The film’s disdain for its subject matter is palpable—often for good reason, but at times, to an extent that obscures Bilton’s point. At its crux, Fake Famous is about the incentive structure of social media—a system set up by titanic corporations that encourages people to lie, dissuades others from pointing it out, and ensures the rest keep scrolling. And yet the narrative’s focus on people who take advantage of it, who get trapped in it—the protagonists, but also the (mostly) girls that make up its selfie montages or TikTok clips—often lays blame at the feet of users. The camera seems to finger-wag at whatever moral failure has consumed today’s youth, while invoking a vague nostalgia for earlier times.
“It wasn’t that long ago that, in order to get away from the hustle and bustle and that never-ending grind of everyday life, you’d get on a plane, fly somewhere warm—like Los Angeles—and spend a week bopping from one tourist attraction to another,” Bilton mulls in his opening voiceover. “Now, people get on a plane and fly to L.A. to go to a pink wall to take selfies.” (Is the Santa Monica Pier more existentially fulfilling than the Paul Smith on Melrose? Maybe! But Runyon Canyon has no shortage of visitors.)
The film’s conviction in the baseness of influencing stunts its ability to ask basic questions about its appeal. That question—why do people want this?—only comes up once. And it is immediately answered. “Why? That’s easy,” Bilton says. “Likes, which translates to more followers, which is the current currency of the most important thing on Earth today, what everyone seems to be obsessed with: They want to be famous.”
There’s a kind of self-evident truth there; so much of American aspiration is motivated by fame or power. And seeking fame, actress and author Justine Bateman posits in one scene, is something like asking for admiration, to be liked. But the inquiry ends there, even as alternative theories emerge from the subjects’ own mouths. For Kenzie Harr, a small-time influencer who joins Dominique for a photoshoot, the reason is bluntly economic: “I would much rather be an influencer than working at a restaurant,” she said, “or all these other odd jobs that we have to work.” Dom has a similar rationale. “I’ll play the game so that I can do what I want,” she says at her retail job, folding shirts into shipping envelopes, “but in the meantime, I’ll fill online orders.”

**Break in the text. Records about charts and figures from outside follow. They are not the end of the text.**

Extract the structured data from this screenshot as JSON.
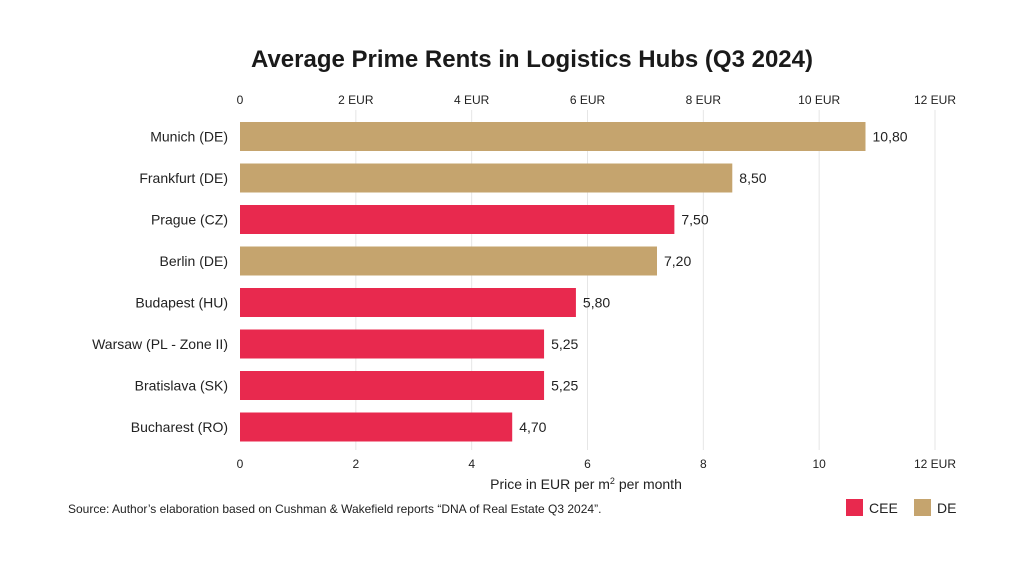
{
  "chart_data": {
    "type": "bar",
    "orientation": "horizontal",
    "title": "Average Prime Rents in Logistics Hubs (Q3 2024)",
    "xlabel_prefix": "Price in EUR per m",
    "xlabel_sup": "2",
    "xlabel_suffix": " per month",
    "xlim": [
      0,
      12
    ],
    "grid": true,
    "categories": [
      "Munich (DE)",
      "Frankfurt (DE)",
      "Prague (CZ)",
      "Berlin (DE)",
      "Budapest (HU)",
      "Warsaw (PL - Zone II)",
      "Bratislava (SK)",
      "Bucharest (RO)"
    ],
    "values": [
      10.8,
      8.5,
      7.5,
      7.2,
      5.8,
      5.25,
      5.25,
      4.7
    ],
    "value_labels": [
      "10,80",
      "8,50",
      "7,50",
      "7,20",
      "5,80",
      "5,25",
      "5,25",
      "4,70"
    ],
    "groups": [
      "DE",
      "DE",
      "CEE",
      "DE",
      "CEE",
      "CEE",
      "CEE",
      "CEE"
    ],
    "top_ticks": [
      "0",
      "2 EUR",
      "4 EUR",
      "6 EUR",
      "8 EUR",
      "10 EUR",
      "12 EUR"
    ],
    "bottom_ticks": [
      "0",
      "2",
      "4",
      "6",
      "8",
      "10",
      "12 EUR"
    ],
    "tick_values": [
      0,
      2,
      4,
      6,
      8,
      10,
      12
    ],
    "legend": [
      {
        "name": "CEE",
        "color": "#e8294e"
      },
      {
        "name": "DE",
        "color": "#c5a46e"
      }
    ],
    "legend_position": "bottom-right",
    "source": "Source: Author’s elaboration based on Cushman & Wakefield reports “DNA of Real Estate Q3 2024”."
  }
}
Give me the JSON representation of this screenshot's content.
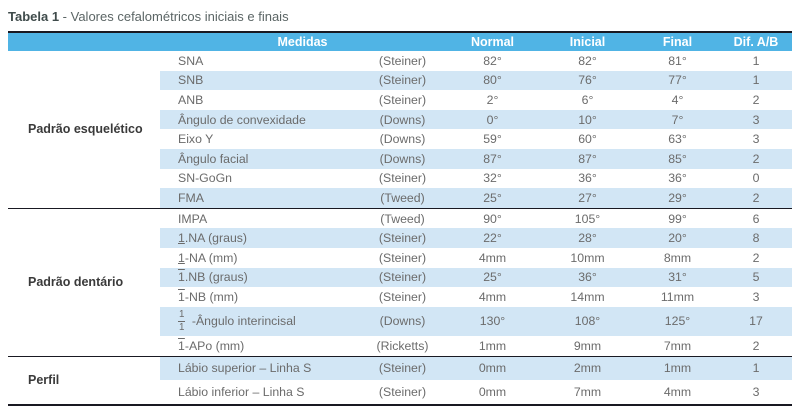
{
  "title": {
    "label": "Tabela 1",
    "rest": " - Valores cefalométricos iniciais e finais"
  },
  "table": {
    "header": {
      "medidas": "Medidas",
      "normal": "Normal",
      "inicial": "Inicial",
      "final": "Final",
      "dif": "Dif. A/B"
    },
    "sections": [
      {
        "label": "Padrão esquelético",
        "rows": [
          {
            "measure": "SNA",
            "method": "(Steiner)",
            "normal": "82°",
            "inicial": "82°",
            "final": "81°",
            "dif": "1"
          },
          {
            "measure": "SNB",
            "method": "(Steiner)",
            "normal": "80°",
            "inicial": "76°",
            "final": "77°",
            "dif": "1"
          },
          {
            "measure": "ANB",
            "method": "(Steiner)",
            "normal": "2°",
            "inicial": "6°",
            "final": "4°",
            "dif": "2"
          },
          {
            "measure": "Ângulo de convexidade",
            "method": "(Downs)",
            "normal": "0°",
            "inicial": "10°",
            "final": "7°",
            "dif": "3"
          },
          {
            "measure": "Eixo Y",
            "method": "(Downs)",
            "normal": "59°",
            "inicial": "60°",
            "final": "63°",
            "dif": "3"
          },
          {
            "measure": "Ângulo facial",
            "method": "(Downs)",
            "normal": "87°",
            "inicial": "87°",
            "final": "85°",
            "dif": "2"
          },
          {
            "measure": "SN-GoGn",
            "method": "(Steiner)",
            "normal": "32°",
            "inicial": "36°",
            "final": "36°",
            "dif": "0"
          },
          {
            "measure": "FMA",
            "method": "(Tweed)",
            "normal": "25°",
            "inicial": "27°",
            "final": "29°",
            "dif": "2"
          }
        ]
      },
      {
        "label": "Padrão dentário",
        "rows": [
          {
            "measure": "IMPA",
            "method": "(Tweed)",
            "normal": "90°",
            "inicial": "105°",
            "final": "99°",
            "dif": "6"
          },
          {
            "tooth": "1",
            "tooth_mark": "underline",
            "measure": ".NA (graus)",
            "method": "(Steiner)",
            "normal": "22°",
            "inicial": "28°",
            "final": "20°",
            "dif": "8"
          },
          {
            "tooth": "1",
            "tooth_mark": "underline",
            "measure": "-NA (mm)",
            "method": "(Steiner)",
            "normal": "4mm",
            "inicial": "10mm",
            "final": "8mm",
            "dif": "2"
          },
          {
            "tooth": "1",
            "tooth_mark": "overline",
            "measure": ".NB (graus)",
            "method": "(Steiner)",
            "normal": "25°",
            "inicial": "36°",
            "final": "31°",
            "dif": "5"
          },
          {
            "tooth": "1",
            "tooth_mark": "overline",
            "measure": "-NB (mm)",
            "method": "(Steiner)",
            "normal": "4mm",
            "inicial": "14mm",
            "final": "11mm",
            "dif": "3"
          },
          {
            "tooth": "1/1",
            "tooth_mark": "fraction",
            "tall": true,
            "measure": " -Ângulo interincisal",
            "method": "(Downs)",
            "normal": "130°",
            "inicial": "108°",
            "final": "125°",
            "dif": "17"
          },
          {
            "tooth": "1",
            "tooth_mark": "overline",
            "measure": "-APo (mm)",
            "method": "(Ricketts)",
            "normal": "1mm",
            "inicial": "9mm",
            "final": "7mm",
            "dif": "2"
          }
        ]
      },
      {
        "label": "Perfil",
        "rows": [
          {
            "measure": "Lábio superior – Linha S",
            "method": "(Steiner)",
            "normal": "0mm",
            "inicial": "2mm",
            "final": "1mm",
            "dif": "1"
          },
          {
            "measure": "Lábio inferior – Linha S",
            "method": "(Steiner)",
            "normal": "0mm",
            "inicial": "7mm",
            "final": "4mm",
            "dif": "3"
          }
        ]
      }
    ]
  },
  "colors": {
    "header_bg": "#50B4E5",
    "row_alt_bg": "#D2E6F5",
    "border_dark": "#191922",
    "body_text": "#6b6b6b",
    "section_text": "#3a3a3a",
    "header_text": "#ffffff",
    "title_text": "#3f4b4b",
    "title_rest_text": "#5b6565"
  }
}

Though much of the internet is fake, a good deal of it is real—as Dominique discovers when, gradually, she begins to attract thousands of real followers. What drives those people? What do they want from influencers? If users know they’re being lied to, being spied on, being sold to, why do they click? The documentary doesn’t ask. Maybe the same explanations hold—likes, followers, fame. But it’s equally plausible that their motivations resemble Dom’s—that distant, pretty, para-social spokespeople amount to a minor escape from shitty minimum-wage jobs with no benefits and no future. Maybe the corporate monopolies that created social media addiction emerged from the same trickle-up economy that made people want to use it. “The entire concept of influencing is to make you feel worse,” Bilton concludes in the final moments of the film. That’s probably true, but a lot of people already did.